Data Science Workflow


Large Files


  • (Large) binary files can grow the repository size immensely and make it unusable
  • git lfs is an extension that stores large files outside the Git data model
  • Use of Git LFS is discouraged in many scenarios.

Undo, Move, cherry-pickWhat is a cherry-pick?


  • You can cherry-pick specific commits from one branch to another using git cherry-pick <commit-hash>.
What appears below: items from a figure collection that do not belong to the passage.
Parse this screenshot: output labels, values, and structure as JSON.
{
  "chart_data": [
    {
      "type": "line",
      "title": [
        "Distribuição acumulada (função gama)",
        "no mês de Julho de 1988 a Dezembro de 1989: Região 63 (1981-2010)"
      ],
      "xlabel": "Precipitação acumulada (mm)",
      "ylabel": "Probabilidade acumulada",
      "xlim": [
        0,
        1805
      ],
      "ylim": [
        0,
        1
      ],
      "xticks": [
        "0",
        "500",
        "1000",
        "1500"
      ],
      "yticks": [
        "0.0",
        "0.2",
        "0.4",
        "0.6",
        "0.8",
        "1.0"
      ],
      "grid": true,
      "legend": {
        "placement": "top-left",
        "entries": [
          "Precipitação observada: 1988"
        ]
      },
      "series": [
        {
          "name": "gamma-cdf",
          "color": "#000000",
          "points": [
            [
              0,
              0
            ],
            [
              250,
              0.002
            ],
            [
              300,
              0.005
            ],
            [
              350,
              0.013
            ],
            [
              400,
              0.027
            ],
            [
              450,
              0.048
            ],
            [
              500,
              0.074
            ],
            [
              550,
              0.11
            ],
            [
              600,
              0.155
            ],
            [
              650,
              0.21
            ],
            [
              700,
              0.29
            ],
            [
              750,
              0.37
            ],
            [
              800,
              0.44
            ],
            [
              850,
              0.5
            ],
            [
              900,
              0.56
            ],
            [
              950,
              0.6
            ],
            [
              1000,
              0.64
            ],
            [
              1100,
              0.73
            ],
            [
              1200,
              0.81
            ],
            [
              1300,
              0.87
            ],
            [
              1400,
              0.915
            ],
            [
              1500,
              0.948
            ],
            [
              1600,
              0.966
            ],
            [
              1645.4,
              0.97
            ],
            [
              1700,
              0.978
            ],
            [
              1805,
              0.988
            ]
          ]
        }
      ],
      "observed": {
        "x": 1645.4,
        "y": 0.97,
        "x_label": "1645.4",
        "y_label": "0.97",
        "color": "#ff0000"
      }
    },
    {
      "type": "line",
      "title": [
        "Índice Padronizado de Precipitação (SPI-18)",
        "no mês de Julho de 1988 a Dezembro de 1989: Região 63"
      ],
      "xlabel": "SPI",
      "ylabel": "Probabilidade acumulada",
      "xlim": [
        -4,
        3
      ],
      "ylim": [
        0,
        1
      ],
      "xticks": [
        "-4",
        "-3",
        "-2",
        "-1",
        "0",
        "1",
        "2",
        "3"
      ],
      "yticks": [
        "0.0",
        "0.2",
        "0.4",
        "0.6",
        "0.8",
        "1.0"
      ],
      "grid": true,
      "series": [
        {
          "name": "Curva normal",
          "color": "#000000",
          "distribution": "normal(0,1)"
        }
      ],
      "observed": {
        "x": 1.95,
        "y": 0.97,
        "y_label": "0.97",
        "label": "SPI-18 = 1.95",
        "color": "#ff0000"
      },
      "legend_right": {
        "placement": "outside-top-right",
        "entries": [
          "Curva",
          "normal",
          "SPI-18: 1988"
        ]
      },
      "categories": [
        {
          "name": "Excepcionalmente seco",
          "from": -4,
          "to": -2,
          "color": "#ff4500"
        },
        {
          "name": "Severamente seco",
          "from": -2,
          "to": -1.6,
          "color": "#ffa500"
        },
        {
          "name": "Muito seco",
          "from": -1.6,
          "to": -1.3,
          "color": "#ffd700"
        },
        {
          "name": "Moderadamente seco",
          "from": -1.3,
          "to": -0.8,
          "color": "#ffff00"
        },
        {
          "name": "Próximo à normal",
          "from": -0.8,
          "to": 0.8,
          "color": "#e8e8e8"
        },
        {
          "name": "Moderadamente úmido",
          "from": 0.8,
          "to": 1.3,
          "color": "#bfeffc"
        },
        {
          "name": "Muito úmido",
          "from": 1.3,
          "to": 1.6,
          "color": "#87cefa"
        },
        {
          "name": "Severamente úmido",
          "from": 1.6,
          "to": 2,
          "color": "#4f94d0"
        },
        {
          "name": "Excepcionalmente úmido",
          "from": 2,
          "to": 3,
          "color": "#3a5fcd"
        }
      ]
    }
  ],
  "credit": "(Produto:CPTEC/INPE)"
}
Interactive Rebase and Squash


  • Use an interactive rebase to clean up merge requests before the merge.
  • Rebased branches need to be force-pushed due to history changes.
  • Squashing can be used to combine multiple commits
  • Depending on the project policy merge requests may need to be cleaned up before they are allowed upstream.

Hooks


  • Git provides a list of different hooks for you to run tasks at specific times in the commit
  • Use the pre-commit hook to check for change conformity before changes are committed

Setting up the Command Prompt


  • Use available scripts for common shell environments.
  • Indicate changes stashed, pending, or committed to the local working copy.
  • Indicate current branch name to aid in multi-branch workflows.

Additional Resources


  • GUIs can help with making some aspects of working with Git easier.